Introduction: Electrical injuries generally represent serious lesions with deforming sequels for the patient. Depending on the extension and localization of the injury, several techniques of reconstruction may be used, ranging from simple skin grafts to more complex repairs with the use of free flaps. Objective: The objective of this work is to demonstrate the use of the latissimus dorsi myocutaneous flap in the reconstruction of injuries caused by serious electrical burns. Method: Seven patients have been treated, victims of high voltage, injuries with lesions in several regions of the body. Results: In all cases, results were satisfactory, with good return of the patients to normal activities.

Keywords: Burns, surgery. Microsurgery. Burns, electric

RESUMO

Introdução: Queimaduras elétricas geralmente representam lesões graves com seqüelas deformantes para o paciente. Dependendo da extensão e localização da lesão, podem ser utilizadas diversas técnicas de reconstrução, variando desde simples enxertias até reparações complexas com o uso de retalhos livres. Objetivo: O objetivo deste trabalho é demonstrar a utilização do retalho miocutâneo do grande dorsal na reconstrução de lesões causadas por queimaduras elétricas graves. Método: Foram tratados sete pacientes, vítimas de lesões de alta voltagem, com lesões em diversas regiões do corpo.
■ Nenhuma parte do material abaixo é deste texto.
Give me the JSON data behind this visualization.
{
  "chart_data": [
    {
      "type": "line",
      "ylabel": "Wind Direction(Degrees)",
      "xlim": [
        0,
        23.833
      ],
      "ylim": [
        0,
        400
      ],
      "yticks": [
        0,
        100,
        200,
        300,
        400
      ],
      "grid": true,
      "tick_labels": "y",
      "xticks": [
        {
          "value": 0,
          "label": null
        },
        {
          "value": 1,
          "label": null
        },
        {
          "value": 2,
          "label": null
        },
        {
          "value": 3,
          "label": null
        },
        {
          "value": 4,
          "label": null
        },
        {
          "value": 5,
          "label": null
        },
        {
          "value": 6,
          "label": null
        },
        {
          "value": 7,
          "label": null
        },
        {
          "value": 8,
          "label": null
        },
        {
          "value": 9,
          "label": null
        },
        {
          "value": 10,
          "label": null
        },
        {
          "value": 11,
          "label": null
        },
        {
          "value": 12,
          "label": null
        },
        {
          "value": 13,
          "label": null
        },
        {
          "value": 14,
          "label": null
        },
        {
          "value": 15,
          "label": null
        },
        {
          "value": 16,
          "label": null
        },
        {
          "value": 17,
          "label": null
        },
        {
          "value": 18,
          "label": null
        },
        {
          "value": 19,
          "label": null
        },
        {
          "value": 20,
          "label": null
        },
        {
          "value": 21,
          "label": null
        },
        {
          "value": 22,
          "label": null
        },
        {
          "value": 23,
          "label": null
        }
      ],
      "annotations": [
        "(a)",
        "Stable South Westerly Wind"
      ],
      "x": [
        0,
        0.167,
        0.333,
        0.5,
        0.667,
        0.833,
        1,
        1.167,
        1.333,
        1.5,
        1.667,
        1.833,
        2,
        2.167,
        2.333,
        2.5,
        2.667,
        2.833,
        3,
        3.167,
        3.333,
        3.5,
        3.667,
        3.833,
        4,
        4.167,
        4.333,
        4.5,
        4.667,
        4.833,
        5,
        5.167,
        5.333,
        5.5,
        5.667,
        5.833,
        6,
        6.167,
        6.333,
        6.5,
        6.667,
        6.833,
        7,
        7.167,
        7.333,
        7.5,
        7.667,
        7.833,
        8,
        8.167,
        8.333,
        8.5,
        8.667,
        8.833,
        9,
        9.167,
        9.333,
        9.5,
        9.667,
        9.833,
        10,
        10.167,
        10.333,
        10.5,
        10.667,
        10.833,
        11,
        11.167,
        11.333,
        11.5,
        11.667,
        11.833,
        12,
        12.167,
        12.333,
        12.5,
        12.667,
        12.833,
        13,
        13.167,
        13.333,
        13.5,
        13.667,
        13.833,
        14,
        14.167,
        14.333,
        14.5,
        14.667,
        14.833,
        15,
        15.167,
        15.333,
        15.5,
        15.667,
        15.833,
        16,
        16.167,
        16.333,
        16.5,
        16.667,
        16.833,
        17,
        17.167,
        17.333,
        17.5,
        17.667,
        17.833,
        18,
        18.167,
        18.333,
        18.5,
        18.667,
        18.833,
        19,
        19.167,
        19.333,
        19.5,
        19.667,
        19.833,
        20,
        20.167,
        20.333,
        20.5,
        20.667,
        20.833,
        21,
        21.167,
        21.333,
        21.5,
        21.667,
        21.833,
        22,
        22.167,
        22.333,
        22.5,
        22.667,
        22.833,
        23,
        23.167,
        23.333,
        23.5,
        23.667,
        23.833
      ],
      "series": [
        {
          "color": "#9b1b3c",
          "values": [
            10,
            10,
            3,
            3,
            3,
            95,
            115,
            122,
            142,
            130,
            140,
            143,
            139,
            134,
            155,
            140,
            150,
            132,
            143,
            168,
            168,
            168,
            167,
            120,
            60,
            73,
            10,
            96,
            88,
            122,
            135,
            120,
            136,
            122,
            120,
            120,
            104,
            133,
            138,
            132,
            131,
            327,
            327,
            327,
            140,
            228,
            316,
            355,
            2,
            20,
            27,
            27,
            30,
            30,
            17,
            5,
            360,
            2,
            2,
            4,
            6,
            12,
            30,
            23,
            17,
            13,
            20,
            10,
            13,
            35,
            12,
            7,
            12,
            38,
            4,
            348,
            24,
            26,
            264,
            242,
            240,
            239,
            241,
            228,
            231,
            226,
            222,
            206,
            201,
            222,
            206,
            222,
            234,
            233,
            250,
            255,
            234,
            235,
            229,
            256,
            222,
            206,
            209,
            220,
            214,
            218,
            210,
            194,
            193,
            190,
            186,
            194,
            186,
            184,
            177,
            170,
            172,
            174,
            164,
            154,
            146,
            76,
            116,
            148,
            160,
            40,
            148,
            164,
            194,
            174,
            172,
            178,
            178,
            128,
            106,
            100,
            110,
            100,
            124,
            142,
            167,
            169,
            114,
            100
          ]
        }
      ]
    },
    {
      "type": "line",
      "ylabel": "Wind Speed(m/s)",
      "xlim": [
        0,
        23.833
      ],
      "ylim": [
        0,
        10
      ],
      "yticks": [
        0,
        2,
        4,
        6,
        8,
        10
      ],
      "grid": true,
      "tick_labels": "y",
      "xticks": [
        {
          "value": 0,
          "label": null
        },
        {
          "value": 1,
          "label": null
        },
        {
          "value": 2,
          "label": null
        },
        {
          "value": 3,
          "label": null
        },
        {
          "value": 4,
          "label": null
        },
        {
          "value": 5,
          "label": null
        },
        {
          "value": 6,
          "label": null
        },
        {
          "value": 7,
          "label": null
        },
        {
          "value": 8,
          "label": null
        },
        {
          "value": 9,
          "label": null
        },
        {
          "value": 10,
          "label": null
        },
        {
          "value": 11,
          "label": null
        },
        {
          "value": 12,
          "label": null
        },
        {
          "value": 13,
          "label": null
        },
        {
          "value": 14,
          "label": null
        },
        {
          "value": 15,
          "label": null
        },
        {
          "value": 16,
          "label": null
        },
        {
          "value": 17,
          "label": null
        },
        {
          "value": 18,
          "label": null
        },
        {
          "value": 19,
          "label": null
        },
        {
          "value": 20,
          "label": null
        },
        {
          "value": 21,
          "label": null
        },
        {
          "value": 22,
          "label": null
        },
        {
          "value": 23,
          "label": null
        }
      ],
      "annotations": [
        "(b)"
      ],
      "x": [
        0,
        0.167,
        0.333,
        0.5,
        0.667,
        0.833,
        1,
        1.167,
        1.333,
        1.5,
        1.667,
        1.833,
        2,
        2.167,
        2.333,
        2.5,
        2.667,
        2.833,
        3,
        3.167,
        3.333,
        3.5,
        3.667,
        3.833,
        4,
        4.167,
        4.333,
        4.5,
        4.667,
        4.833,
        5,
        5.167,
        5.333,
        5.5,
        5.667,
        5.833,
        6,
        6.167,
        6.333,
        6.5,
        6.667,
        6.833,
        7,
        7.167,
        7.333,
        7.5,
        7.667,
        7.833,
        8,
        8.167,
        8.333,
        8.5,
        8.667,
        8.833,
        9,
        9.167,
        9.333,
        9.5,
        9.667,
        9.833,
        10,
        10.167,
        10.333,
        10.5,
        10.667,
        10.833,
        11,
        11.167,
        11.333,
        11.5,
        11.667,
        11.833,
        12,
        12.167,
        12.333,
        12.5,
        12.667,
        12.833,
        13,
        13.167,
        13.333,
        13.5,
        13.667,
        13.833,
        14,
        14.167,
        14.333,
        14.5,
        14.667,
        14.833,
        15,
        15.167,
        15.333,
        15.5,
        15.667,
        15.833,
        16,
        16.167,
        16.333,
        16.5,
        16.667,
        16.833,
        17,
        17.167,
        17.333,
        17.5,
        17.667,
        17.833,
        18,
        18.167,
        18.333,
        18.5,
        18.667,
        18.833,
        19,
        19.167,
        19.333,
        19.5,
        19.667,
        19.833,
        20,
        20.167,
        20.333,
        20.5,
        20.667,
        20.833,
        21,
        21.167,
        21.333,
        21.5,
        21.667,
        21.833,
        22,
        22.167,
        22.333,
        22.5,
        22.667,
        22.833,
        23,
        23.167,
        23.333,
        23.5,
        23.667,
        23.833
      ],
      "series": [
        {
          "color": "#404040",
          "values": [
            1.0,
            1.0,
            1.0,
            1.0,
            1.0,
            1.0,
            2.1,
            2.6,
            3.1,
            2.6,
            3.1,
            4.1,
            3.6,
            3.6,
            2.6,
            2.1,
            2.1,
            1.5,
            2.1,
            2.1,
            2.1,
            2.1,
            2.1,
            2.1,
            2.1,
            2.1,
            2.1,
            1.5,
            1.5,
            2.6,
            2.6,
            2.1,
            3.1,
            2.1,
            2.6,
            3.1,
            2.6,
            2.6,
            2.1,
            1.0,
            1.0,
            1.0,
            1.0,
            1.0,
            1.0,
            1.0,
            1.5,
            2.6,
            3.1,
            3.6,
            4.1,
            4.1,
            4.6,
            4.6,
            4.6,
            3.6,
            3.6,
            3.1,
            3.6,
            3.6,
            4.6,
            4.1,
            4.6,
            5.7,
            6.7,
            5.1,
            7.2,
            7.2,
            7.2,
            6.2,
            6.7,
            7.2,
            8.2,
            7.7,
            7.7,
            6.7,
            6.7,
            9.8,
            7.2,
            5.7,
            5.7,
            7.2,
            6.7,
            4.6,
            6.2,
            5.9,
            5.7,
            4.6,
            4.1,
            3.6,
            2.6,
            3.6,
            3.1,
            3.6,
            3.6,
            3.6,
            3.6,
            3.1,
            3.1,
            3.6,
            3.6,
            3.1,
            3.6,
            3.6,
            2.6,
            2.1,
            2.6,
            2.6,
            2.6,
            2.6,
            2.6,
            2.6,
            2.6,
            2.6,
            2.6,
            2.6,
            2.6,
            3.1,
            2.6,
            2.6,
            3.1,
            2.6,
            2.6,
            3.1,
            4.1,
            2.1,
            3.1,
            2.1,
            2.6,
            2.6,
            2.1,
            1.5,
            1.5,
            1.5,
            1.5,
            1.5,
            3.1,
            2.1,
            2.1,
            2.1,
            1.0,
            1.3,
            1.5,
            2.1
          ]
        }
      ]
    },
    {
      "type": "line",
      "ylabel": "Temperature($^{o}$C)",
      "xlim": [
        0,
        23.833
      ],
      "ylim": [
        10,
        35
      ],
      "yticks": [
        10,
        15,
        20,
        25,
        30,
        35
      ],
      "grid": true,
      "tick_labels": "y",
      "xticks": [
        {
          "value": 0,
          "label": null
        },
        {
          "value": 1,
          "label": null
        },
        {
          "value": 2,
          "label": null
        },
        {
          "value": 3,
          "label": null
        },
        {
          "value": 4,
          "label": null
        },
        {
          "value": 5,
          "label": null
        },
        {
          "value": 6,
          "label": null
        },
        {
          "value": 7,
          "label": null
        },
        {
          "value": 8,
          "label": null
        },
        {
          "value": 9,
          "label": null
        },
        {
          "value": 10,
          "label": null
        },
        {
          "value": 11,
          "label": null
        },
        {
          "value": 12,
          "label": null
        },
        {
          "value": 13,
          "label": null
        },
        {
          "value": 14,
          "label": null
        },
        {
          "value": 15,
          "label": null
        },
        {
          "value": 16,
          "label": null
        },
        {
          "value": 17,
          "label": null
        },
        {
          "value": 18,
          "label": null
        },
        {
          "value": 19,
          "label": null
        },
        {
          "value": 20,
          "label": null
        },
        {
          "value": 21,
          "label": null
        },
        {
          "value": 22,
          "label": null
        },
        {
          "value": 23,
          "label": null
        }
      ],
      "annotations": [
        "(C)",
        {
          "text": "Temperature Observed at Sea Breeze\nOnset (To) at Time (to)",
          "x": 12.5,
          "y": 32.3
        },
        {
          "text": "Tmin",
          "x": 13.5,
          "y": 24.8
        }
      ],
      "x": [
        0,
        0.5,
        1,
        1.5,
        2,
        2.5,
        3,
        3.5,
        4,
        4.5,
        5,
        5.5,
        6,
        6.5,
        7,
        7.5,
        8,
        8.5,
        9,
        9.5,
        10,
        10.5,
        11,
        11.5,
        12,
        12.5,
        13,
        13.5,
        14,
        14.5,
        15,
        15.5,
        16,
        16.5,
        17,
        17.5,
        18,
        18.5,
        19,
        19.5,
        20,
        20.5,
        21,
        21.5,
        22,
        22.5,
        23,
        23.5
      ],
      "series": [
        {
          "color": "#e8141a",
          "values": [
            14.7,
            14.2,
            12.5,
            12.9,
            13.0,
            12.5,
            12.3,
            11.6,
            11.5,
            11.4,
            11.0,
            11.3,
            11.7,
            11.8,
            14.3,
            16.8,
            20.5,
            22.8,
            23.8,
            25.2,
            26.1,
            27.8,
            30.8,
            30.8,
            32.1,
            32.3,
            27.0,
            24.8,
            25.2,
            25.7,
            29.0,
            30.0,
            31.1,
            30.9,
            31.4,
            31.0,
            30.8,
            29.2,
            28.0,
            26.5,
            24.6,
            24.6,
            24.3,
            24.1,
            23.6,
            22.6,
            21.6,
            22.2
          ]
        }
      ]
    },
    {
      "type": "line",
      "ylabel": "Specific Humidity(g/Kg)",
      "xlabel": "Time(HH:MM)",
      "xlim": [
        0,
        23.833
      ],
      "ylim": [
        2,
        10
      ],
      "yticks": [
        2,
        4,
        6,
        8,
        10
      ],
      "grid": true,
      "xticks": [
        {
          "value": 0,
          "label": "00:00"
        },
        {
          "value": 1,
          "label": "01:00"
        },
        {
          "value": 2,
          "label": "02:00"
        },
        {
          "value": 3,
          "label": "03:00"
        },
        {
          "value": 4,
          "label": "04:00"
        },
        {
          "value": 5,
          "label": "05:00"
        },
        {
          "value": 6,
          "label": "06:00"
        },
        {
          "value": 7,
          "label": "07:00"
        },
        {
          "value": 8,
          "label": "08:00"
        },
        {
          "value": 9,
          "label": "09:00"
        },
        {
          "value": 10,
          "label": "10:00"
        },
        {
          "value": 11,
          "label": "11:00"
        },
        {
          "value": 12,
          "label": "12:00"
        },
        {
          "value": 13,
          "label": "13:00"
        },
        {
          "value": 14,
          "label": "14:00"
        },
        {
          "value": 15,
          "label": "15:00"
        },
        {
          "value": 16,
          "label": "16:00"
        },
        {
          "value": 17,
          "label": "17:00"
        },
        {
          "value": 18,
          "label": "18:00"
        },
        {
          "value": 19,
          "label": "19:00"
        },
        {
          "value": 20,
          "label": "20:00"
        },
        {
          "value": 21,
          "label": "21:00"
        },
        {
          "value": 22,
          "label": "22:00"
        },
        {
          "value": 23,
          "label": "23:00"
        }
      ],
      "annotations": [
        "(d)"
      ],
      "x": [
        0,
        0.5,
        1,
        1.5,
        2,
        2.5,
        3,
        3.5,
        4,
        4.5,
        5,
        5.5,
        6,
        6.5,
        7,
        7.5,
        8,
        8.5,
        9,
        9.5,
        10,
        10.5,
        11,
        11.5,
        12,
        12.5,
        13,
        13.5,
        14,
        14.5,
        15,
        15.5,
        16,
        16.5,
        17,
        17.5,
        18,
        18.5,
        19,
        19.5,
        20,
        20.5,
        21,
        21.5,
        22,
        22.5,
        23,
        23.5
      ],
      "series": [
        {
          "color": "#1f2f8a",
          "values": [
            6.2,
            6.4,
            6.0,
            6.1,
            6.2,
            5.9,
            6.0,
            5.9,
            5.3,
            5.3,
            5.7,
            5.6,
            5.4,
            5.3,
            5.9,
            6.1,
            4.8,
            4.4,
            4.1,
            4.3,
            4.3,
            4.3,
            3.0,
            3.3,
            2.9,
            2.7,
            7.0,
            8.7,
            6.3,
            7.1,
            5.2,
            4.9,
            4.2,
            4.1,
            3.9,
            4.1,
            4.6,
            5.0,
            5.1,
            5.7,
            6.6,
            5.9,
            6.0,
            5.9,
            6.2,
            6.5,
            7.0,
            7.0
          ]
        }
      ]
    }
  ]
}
Resultados: Em todos os casos, foram obtidos resultados satisfatórios, com bom retorno dos pacientes às suas atividades.

Palavras-chave: Queimaduras, cirurgia. Microcirurgia. Queimaduras por corrente elétrica


INTRODUÇÃO

As queimaduras elétricas resultam em lesões que podem comprometer outras estruturas, além da pele1. Os acidentes por eletricidade representam, em média, 2% do total das queimaduras, sendo mais freqüentes em crianças. As lesões decorrentes de acidentes por alta voltagem são geralmente graves, com várias complicações em potencial2.

O atendimento inicial a esses pacientes deve ser realizado seguindo-se os preceitos de atendimento ao paciente queimado3, devendo-se atentar para choque, arritmias cardíacas, insuficiência renal e síndromes compartimentais, que são complicações que devem ser pesquisadas e tratadas adequadamente.

As lesões teciduais são tratadas por desbridamentos cirúrgicos sucessivos, já que a necrose tecidual é progressiva e pode estar mascarada por tecido sobrejacente sadio.

Muitas são as técnicas utilizadas para reconstrução das lesões provenientes das queimaduras elétricas. O retalho do músculo grande dorsal foi inicialmente descrito por Tansini, em 1895. Sua forma microcirúrgica foi preconizada por Maxwell et al.4, em 1978. Desde então, este retalho tem sido utilizado em variados tipos de reconstrução em diversas partes do corpo5,6.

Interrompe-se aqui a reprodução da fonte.